Louise Nevelson, a towering figure in 20th-century American art, continues to inspire artists today through her pioneering installations and sculptures made of found wood. This exhibition, the first major survey of Nevelson’s work since 1980, includes 66 sculptures, works on paper, and two room-size masterworks.
Louise Nevelson constructed her sculpture much as she constructed her past: shaping each with her legendary sense of self as she created an extraordinary iconography through abstract means. Nevelson (1899 – 1988) was recognized during her lifetime as one of America’s most prominent and innovative sculptors. The sculpture for which she is best known was made of cast-off wood parts – actual street throwaways – transformed with monochromatic spray paint. Through her elegant room-size works, Nevelson regularly summoned themes linked to her complicated past, fractious present, and anticipated future. Whether expressed literally or metaphorically, in representational paintings or outsize abstract sculpture, in early self-portraits or edgy middle-year projects, Nevelson’s sense of selfhood was a force that propelled her work. The exhibition is the first major American museum survey of Nevelson’s work in this country in a generation.
Born Leah Berliawsky, Nevelson came to America in 1905 from Kiev in the Ukraine. Unlike the majority of Eastern European Jews who moved to urban centers in the United States, Isaac and Minna Berliawsky and their children settled in Rockland, Maine. As Eastern Europeans, the Berliawskys never fully assimilated into the chaste New England community. Nevelson was aware of her standing as a foreigner, until she came to embrace this feeling of “otherness” and used it to advance her work. Her goal was to leave Rockland to live in New York City. In 1918, she met a Jewish cargo ship owner, Charles Nevelson. The two were married in 1920 and moved to New York. They separated in 1931 and Louise Nevelson pursued her art.
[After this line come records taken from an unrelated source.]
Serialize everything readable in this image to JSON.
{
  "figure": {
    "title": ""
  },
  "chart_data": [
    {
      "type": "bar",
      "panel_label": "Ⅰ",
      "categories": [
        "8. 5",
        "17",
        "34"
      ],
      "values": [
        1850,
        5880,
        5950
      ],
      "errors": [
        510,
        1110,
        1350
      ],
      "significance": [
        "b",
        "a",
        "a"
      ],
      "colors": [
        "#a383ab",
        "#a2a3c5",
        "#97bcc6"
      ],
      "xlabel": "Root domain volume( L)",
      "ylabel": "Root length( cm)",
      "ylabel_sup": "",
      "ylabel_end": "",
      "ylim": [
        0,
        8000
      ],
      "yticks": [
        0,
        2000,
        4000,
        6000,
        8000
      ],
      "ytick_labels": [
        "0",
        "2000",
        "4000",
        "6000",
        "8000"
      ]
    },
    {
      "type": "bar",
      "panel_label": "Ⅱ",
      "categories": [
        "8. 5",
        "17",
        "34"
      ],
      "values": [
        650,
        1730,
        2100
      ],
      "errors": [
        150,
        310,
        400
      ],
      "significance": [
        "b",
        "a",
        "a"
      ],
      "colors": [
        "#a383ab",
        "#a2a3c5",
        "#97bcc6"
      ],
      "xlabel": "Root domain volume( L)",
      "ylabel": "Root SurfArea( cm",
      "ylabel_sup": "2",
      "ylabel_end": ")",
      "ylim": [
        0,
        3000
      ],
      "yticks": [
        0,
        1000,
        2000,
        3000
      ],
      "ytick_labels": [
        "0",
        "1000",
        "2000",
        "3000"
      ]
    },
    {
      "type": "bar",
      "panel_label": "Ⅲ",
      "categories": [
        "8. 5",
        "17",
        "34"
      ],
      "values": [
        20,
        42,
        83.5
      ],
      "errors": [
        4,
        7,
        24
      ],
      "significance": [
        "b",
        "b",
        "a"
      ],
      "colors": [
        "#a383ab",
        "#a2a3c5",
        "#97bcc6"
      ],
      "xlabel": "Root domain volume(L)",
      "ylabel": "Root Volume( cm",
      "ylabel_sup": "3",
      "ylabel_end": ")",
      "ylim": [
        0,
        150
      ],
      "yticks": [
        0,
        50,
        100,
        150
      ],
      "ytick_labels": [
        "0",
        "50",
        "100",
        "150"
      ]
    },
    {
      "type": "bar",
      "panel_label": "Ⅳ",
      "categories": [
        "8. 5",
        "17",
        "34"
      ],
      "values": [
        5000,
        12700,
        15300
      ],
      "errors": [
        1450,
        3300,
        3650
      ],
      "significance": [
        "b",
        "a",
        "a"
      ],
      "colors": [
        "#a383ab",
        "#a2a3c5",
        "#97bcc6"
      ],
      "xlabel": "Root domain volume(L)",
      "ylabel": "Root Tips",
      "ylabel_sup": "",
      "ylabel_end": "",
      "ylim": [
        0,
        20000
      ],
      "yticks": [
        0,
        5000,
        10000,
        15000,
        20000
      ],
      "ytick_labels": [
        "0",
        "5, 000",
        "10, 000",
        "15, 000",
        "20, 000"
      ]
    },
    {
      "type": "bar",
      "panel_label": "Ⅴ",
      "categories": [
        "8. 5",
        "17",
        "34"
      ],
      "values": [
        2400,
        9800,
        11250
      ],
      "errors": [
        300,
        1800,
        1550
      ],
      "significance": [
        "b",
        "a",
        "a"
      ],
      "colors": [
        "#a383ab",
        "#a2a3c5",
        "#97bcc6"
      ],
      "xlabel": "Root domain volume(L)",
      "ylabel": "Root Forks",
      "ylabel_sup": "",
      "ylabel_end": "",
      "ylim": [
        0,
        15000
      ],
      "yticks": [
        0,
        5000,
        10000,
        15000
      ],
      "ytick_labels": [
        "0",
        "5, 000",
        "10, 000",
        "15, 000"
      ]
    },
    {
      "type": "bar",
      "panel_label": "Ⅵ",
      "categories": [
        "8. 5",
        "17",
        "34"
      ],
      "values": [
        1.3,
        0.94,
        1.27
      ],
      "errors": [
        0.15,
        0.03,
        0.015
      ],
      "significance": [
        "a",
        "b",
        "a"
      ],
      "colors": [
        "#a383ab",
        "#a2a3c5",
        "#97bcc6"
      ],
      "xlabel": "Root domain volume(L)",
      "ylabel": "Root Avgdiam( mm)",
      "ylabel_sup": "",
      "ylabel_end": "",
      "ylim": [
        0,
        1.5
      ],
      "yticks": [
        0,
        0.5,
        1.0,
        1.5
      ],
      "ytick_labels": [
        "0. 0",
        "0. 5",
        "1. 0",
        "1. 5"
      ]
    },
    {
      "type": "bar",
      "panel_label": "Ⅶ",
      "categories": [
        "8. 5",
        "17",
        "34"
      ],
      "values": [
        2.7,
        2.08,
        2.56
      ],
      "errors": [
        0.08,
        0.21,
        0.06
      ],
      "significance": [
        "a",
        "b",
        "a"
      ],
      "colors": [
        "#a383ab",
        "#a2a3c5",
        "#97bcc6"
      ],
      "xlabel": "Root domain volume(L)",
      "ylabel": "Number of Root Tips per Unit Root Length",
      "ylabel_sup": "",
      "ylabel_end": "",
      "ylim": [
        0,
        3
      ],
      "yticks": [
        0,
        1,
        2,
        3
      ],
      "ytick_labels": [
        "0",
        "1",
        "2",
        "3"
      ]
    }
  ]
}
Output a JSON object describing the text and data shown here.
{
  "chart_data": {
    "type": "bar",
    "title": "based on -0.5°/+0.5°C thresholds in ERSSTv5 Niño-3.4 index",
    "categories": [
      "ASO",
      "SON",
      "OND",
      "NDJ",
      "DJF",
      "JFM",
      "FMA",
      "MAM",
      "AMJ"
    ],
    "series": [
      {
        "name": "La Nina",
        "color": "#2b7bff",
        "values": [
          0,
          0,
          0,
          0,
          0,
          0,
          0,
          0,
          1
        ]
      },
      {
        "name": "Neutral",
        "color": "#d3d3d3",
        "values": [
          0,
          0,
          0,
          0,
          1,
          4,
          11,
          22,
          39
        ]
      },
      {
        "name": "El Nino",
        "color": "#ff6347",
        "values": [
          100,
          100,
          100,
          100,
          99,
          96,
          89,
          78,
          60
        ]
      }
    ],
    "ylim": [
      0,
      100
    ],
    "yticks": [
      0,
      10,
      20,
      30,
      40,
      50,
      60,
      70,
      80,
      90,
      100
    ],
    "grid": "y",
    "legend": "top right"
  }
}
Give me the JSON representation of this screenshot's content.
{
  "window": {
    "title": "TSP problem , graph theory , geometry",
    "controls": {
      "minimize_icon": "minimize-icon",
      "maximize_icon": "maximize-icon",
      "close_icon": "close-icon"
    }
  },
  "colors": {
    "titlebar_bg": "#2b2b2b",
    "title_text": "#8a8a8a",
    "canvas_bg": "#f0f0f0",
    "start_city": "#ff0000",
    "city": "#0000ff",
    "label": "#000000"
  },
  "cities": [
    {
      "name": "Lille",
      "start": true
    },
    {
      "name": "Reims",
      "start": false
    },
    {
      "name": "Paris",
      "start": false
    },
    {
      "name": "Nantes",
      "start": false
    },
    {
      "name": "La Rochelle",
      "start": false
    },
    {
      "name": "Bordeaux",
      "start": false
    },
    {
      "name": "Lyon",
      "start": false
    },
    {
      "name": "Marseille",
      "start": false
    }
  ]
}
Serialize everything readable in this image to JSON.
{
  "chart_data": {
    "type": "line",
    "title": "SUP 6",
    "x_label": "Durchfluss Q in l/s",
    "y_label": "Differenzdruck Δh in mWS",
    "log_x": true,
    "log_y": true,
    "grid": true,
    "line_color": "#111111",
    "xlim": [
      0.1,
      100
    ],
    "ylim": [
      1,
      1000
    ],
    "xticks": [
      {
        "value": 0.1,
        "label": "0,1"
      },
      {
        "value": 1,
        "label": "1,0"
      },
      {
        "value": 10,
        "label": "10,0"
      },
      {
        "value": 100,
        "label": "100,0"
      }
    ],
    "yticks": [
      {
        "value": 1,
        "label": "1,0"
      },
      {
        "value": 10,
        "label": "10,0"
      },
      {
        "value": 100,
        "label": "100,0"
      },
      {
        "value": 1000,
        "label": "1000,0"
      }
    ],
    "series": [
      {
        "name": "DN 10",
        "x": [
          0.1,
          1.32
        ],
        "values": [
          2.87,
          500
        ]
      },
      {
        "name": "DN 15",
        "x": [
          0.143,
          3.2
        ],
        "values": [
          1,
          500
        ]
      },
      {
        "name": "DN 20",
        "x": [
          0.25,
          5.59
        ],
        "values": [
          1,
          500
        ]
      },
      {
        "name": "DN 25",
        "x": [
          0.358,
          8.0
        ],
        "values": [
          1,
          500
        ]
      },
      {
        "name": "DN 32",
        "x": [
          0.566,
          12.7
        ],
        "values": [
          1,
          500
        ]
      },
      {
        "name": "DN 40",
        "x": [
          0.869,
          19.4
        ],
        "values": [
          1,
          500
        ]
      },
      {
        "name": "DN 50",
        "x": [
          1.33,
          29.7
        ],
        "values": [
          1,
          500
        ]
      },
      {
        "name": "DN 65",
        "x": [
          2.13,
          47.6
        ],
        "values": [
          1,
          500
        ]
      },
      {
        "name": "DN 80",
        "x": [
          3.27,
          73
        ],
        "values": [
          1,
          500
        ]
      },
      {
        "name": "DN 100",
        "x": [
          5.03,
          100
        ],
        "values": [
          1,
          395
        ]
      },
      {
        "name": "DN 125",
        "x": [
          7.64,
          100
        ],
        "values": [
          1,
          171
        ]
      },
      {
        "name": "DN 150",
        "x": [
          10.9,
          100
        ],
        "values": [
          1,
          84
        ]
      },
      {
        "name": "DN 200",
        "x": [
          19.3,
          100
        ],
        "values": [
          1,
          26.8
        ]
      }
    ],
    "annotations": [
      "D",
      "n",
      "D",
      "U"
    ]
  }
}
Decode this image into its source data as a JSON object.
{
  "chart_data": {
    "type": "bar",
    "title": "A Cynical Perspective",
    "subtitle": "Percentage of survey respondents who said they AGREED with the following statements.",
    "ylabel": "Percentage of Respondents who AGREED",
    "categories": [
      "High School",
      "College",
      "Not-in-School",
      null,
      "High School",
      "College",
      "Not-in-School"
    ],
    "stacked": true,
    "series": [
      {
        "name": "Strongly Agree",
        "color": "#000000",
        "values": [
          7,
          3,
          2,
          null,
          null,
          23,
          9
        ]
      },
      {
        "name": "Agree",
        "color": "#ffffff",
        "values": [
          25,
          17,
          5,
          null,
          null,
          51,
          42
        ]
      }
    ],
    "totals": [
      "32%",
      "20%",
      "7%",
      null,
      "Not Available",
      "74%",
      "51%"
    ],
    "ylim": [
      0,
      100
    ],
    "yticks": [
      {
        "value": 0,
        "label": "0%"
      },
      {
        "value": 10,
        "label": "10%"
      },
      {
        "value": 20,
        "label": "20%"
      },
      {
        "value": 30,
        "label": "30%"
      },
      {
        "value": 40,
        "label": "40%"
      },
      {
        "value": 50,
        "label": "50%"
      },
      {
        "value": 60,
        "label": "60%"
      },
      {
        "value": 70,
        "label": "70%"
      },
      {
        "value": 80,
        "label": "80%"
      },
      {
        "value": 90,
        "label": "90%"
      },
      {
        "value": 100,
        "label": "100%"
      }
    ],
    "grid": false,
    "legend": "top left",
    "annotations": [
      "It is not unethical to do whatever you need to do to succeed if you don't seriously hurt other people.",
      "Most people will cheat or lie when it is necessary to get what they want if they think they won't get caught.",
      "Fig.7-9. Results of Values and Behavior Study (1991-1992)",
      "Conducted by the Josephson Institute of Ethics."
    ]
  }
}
The artist’s personal story – her migration to America, her initial struggle as a woman artist, and the march of modern art movements such as Cubism, Surrealism, Abstract Expressionism, Minimalism, feminism, and installation – form a rich platform from which to view Nevelson’s compelling sculpture. The Sculpture of Louise Nevelson: Constructing a Legend will include a group of self-portraits dating from the 1940s to the 1960s and the installation of two room-size masterworks, Dawn’s Wedding Feast (1959) and Mrs. N’s Palace (1964 – 77). Dawn’s Wedding Feast was constructed specifically for an influential Museum of Modern Art show, Sixteen Americans. Mrs. N’s Palace is considered the artist’s culminating environment: it is a 20-foot-wide black sculpture evoking a house. The exhibition includes rarely displayed examples of the artist’s works on paper dating from the 1920s to the 1980s. Nevelson’s public art projects are also considered for the first time within the context of her oeuvre, as is her influence on contemporary artists in a video made for the exhibition.
The exhibition, curated by guest curator, Brooke Kamin Rapaport, includes sixty-six works drawn from international private and public collections such as The Art Institute of Chicago, the Hirshhorn Museum and Sculpture Garden, the Menil Collection, Museum of Contemporary Art in Los Angeles, The Metropolitan Museum of Art, The Museum of Modern Art, the Walker Art Center and the Hyogo Prefectural Museum and the Osaka City Museum of Modern Art, both in Japan.